Thomas Glover and Anne Casper
Photo: Gregory Fox |
With 46 chromosomes and six feet of DNA to copy every time most
human cells divide, it’s not surprising that gaps or breaks sometimes show up in the
finished product — especially when the cell is under stress or dividing
rapidly, as in cancer.
But what is surprising — according to Thomas Glover, Ph.D., a geneticist
at the University of Michigan Medical School — is that these breaks don’t
always occur at random. Instead, chromosomes break at just a few specific locations
during stages in the cell cycle when DNA is being copied, or replicated, and
the cell is dividing into two identical daughter cells.
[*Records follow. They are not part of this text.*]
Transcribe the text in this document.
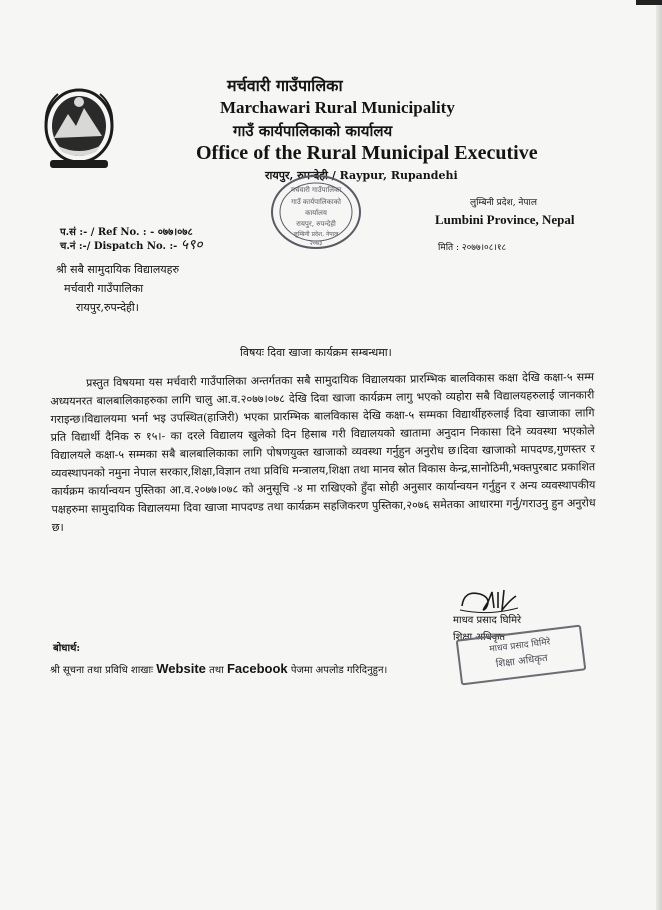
मर्चवारी गाउँपालिका
Marchawari Rural Municipality
गाउँ कार्यपालिकाको कार्यालय
Office of the Rural Municipal Executive
रायपुर, रुपन्देही / Raypur, Rupandehi
लुम्बिनी प्रदेश, नेपाल
Lumbini Province, Nepal
मिति : २०७७।०८।१८
प.सं :- / Ref No. : - ०७७।०७८
च.नं :-/ Dispatch No. :- ५९०
मर्चवारी गाउँपालिका
गाउँ कार्यपालिकाको
कार्यालय
रायपुर, रुपन्देही
लुम्बिनी प्रदेश, नेपाल
२०७३
श्री सबै सामुदायिक विद्यालयहरु
मर्चवारी गाउँपालिका
रायपुर,रुपन्देही।
विषयः दिवा खाजा कार्यक्रम सम्बन्धमा।

प्रस्तुत विषयमा यस मर्चवारी गाउँपालिका अन्तर्गतका सबै सामुदायिक विद्यालयका प्रारम्भिक बालविकास कक्षा देखि कक्षा-५ सम्म अध्ययनरत बालबालिकाहरुका लागि चालु आ.व.२०७७।०७८ देखि दिवा खाजा कार्यक्रम लागु भएको व्यहोरा सबै विद्यालयहरुलाई जानकारी गराइन्छ।विद्यालयमा भर्ना भइ उपस्थित(हाजिरी) भएका प्रारम्भिक बालविकास देखि कक्षा-५ सम्मका विद्यार्थीहरुलाई दिवा खाजाका लागि प्रति विद्यार्थी दैनिक रु १५।- का दरले विद्यालय खुलेको दिन हिसाब गरी विद्यालयको खातामा अनुदान निकासा दिने व्यवस्था भएकोले विद्यालयले कक्षा-५ सम्मका सबै बालबालिकाका लागि पोषणयुक्त खाजाको व्यवस्था गर्नुहुन अनुरोध छ।दिवा खाजाको मापदण्ड,गुणस्तर र व्यवस्थापनको नमुना नेपाल सरकार,शिक्षा,विज्ञान तथा प्रविधि मन्त्रालय,शिक्षा तथा मानव स्रोत विकास केन्द्र,सानोठिमी,भक्तपुरबाट प्रकाशित कार्यक्रम कार्यान्वयन पुस्तिका आ.व.२०७७।०७८ को अनुसूचि -४ मा राखिएको हुँदा सोही अनुसार कार्यान्वयन गर्नुहुन र अन्य व्यवस्थापकीय पक्षहरुमा सामुदायिक विद्यालयमा दिवा खाजा मापदण्ड तथा कार्यक्रम सहजिकरण पुस्तिका,२०७६ समेतका आधारमा गर्नु/गराउनु हुन अनुरोध छ।

माधव प्रसाद घिमिरे
शिक्षा अधिकृत
माधव प्रसाद घिमिरे
शिक्षा अधिकृत
बोधार्थ:
श्री सूचना तथा प्रविधि शाखाः Website तथा Facebook पेजमा अपलोड गरिदिनुहुन।
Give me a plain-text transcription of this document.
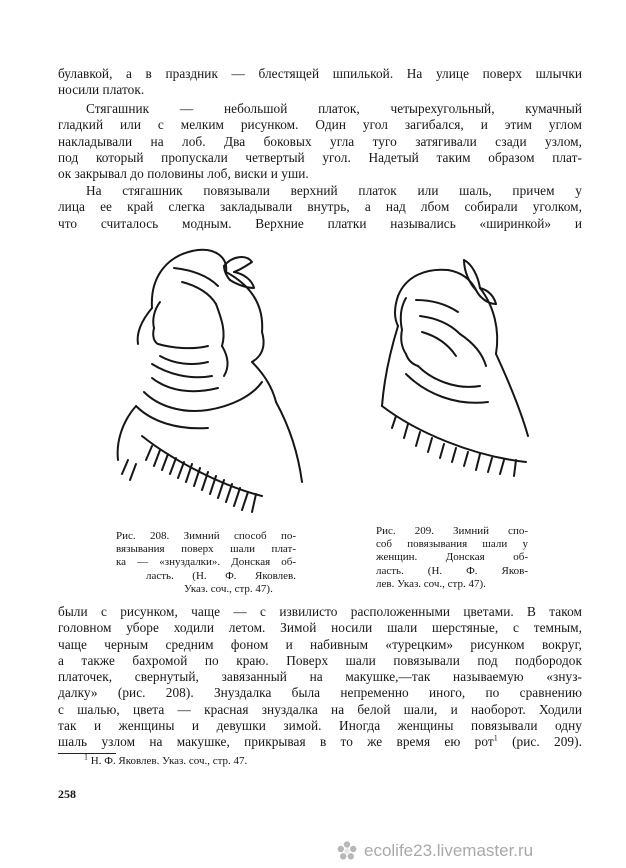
булавкой, а в праздник — блестящей шпилькой. На улице поверх шлычки
носили платок.

Стягашник — небольшой платок, четырехугольный, кумачный
гладкий или с мелким рисунком. Один угол загибался, и этим углом
накладывали на лоб. Два боковых угла туго затягивали сзади узлом,
под который пропускали четвертый угол. Надетый таким образом плат-
ок закрывал до половины лоб, виски и уши.

На стягашник повязывали верхний платок или шаль, причем у
лица ее край слегка закладывали внутрь, а над лбом собирали уголком,
что считалось модным. Верхние платки назывались «ширинкой» и

Рис. 208. Зимний способ по-
вязывания поверх шали плат-
ка — «знуздалки». Донская об-
ласть. (Н. Ф. Яковлев.
Указ. соч., стр. 47).

Рис. 209. Зимний спо-
соб повязывания шали у
женщин. Донская об-
ласть. (Н. Ф. Яков-
лев. Указ. соч., стр. 47).

были с рисунком, чаще — с извилисто расположенными цветами. В таком
головном уборе ходили летом. Зимой носили шали шерстяные, с темным,
чаще черным средним фоном и набивным «турецким» рисунком вокруг,
а также бахромой по краю. Поверх шали повязывали под подбородок
платочек, свернутый, завязанный на макушке,—так называемую «знуз-
далку» (рис. 208). Знуздалка была непременно иного, по сравнению
с шалью, цвета — красная знуздалка на белой шали, и наоборот. Ходили
так и женщины и девушки зимой. Иногда женщины повязывали одну
шаль узлом на макушке, прикрывая в то же время ею рот$^1$ (рис. 209).

$^1$ Н. Ф. Яковлев. Указ. соч., стр. 47.

258

ecolife23.livemaster.ru
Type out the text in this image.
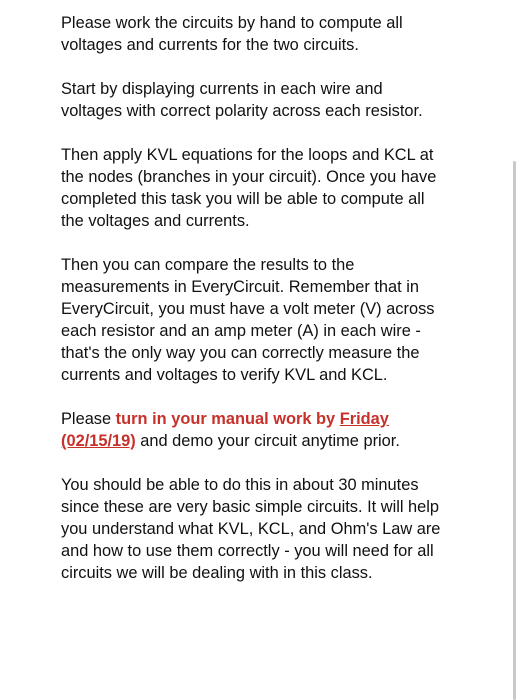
Please work the circuits by hand to compute all voltages and currents for the two circuits.

Start by displaying currents in each wire and voltages with correct polarity across each resistor.

Then apply KVL equations for the loops and KCL at the nodes (branches in your circuit). Once you have completed this task you will be able to compute all the voltages and currents.

Then you can compare the results to the measurements in EveryCircuit. Remember that in EveryCircuit, you must have a volt meter (V) across each resistor and an amp meter (A) in each wire - that's the only way you can correctly measure the currents and voltages to verify KVL and KCL.

Please turn in your manual work by Friday (02/15/19) and demo your circuit anytime prior.

You should be able to do this in about 30 minutes since these are very basic simple circuits. It will help you understand what KVL, KCL, and Ohm's Law are and how to use them correctly - you will need for all circuits we will be dealing with in this class.
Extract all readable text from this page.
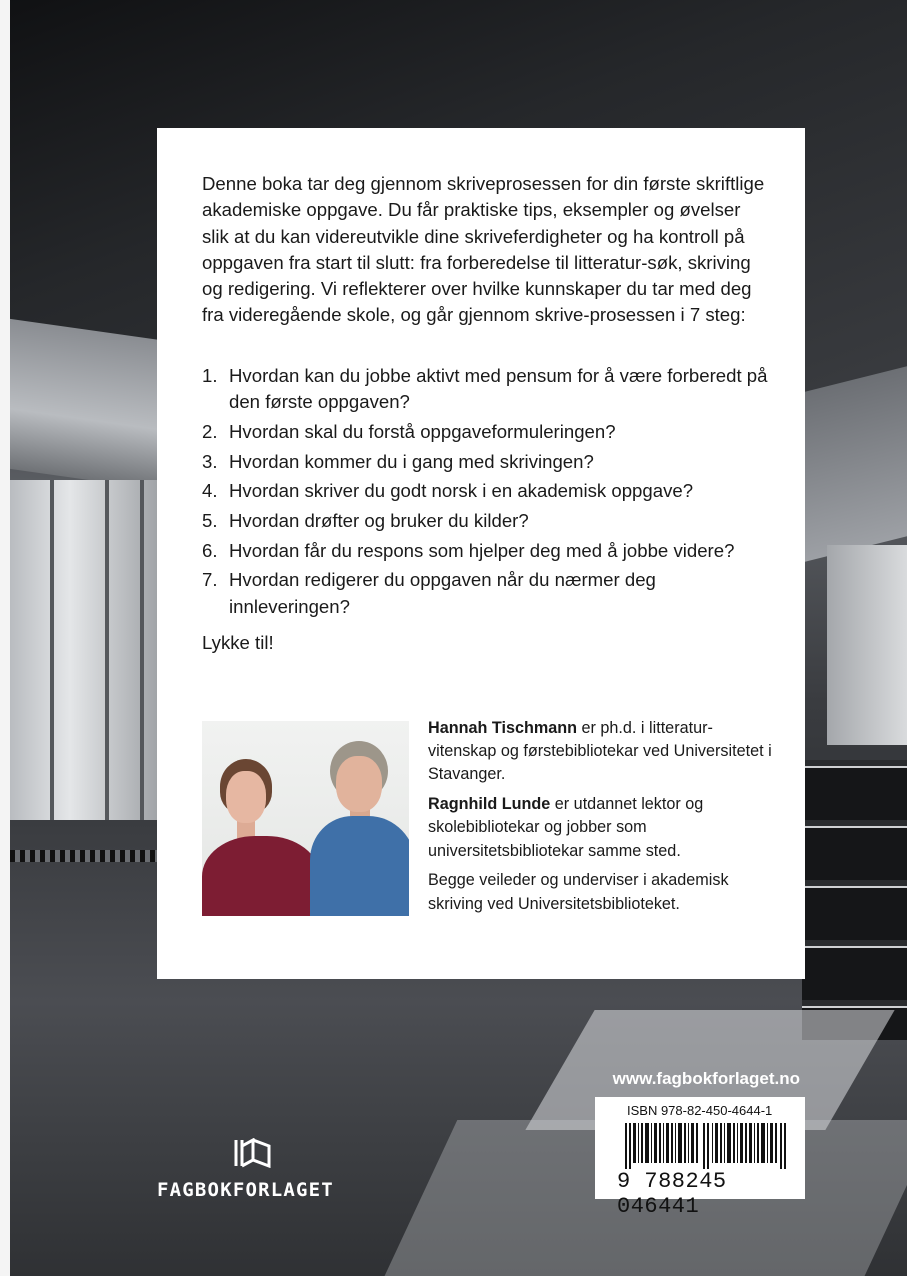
Denne boka tar deg gjennom skriveprosessen for din første skriftlige akademiske oppgave. Du får praktiske tips, eksempler og øvelser slik at du kan videreutvikle dine skriveferdigheter og ha kontroll på oppgaven fra start til slutt: fra forberedelse til litteratur-søk, skriving og redigering. Vi reflekterer over hvilke kunnskaper du tar med deg fra videregående skole, og går gjennom skrive-prosessen i 7 steg:

1. Hvordan kan du jobbe aktivt med pensum for å være forberedt på den første oppgaven?
2. Hvordan skal du forstå oppgaveformuleringen?
3. Hvordan kommer du i gang med skrivingen?
4. Hvordan skriver du godt norsk i en akademisk oppgave?
5. Hvordan drøfter og bruker du kilder?
6. Hvordan får du respons som hjelper deg med å jobbe videre?
7. Hvordan redigerer du oppgaven når du nærmer deg innleveringen?

Lykke til!

Hannah Tischmann er ph.d. i litteratur-vitenskap og førstebibliotekar ved Universitetet i Stavanger.

Ragnhild Lunde er utdannet lektor og skolebibliotekar og jobber som universitetsbibliotekar samme sted.

Begge veileder og underviser i akademisk skriving ved Universitetsbiblioteket.

www.fagbokforlaget.no
ISBN 978-82-450-4644-1
9 788245 046441
FAGBOKFORLAGET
Arrows point to fragile site gaps or breaks in chromosomes.
Photo:
Anne Casper |
Scientists call them fragile sites, but the reasons for their inherent instability
have remained a mystery. Now Glover and colleagues at the U-M Medical School
and the Howard Hughes Medical Institute have discovered that a protein called
ATR in a previously unknown molecular pathway protects fragile sites from breaking
during DNA replication. Results of their research were published in the December
13, 2002, issue of Cell.
“ATR recognizes areas called stalled replication forks where the DNA-copying
process is blocked,” says Anne M. Casper, a U-M graduate student in human
genetics who is first author of the Cell paper. “For reasons we don’t
understand, fragile sites seem to be difficult to copy. When replication starts
to stall, ATR sends out a chemical signal telling the cell to shut down replication
until it can fix the problem.”

Artist’s depiction of a stalled replication
fork in DNA.
Illustration: ClearScience |
“If you complete the cell cycle without replicating the fragile site
and the cell continues into metaphase, our hypothesis is that the cell goes
into metaphase with a gap in the chromosome,” says Glover. “That
can lead to double-strand breaks, chromatid recombination and all sorts of things
that aren’t supposed to occur.” Since fragile site breaks are very
common in some tumor cells and often take place near genes associated with tumors,
defects in the ATR protein pathway may be involved in the progression of cancer.
The research study was funded by the National Institutes of Health. Casper
is supported by a predoctoral fellowship from the National Science Founda-tion.
Martin F. Arlt, Ph.D., a U-M post-doctoral fellow in human genetics, and Paul
Nghiem, Ph.D., a Howard Hughes Medical Institute post-doctoral fellow at Harvard
University, were collaborators on the study.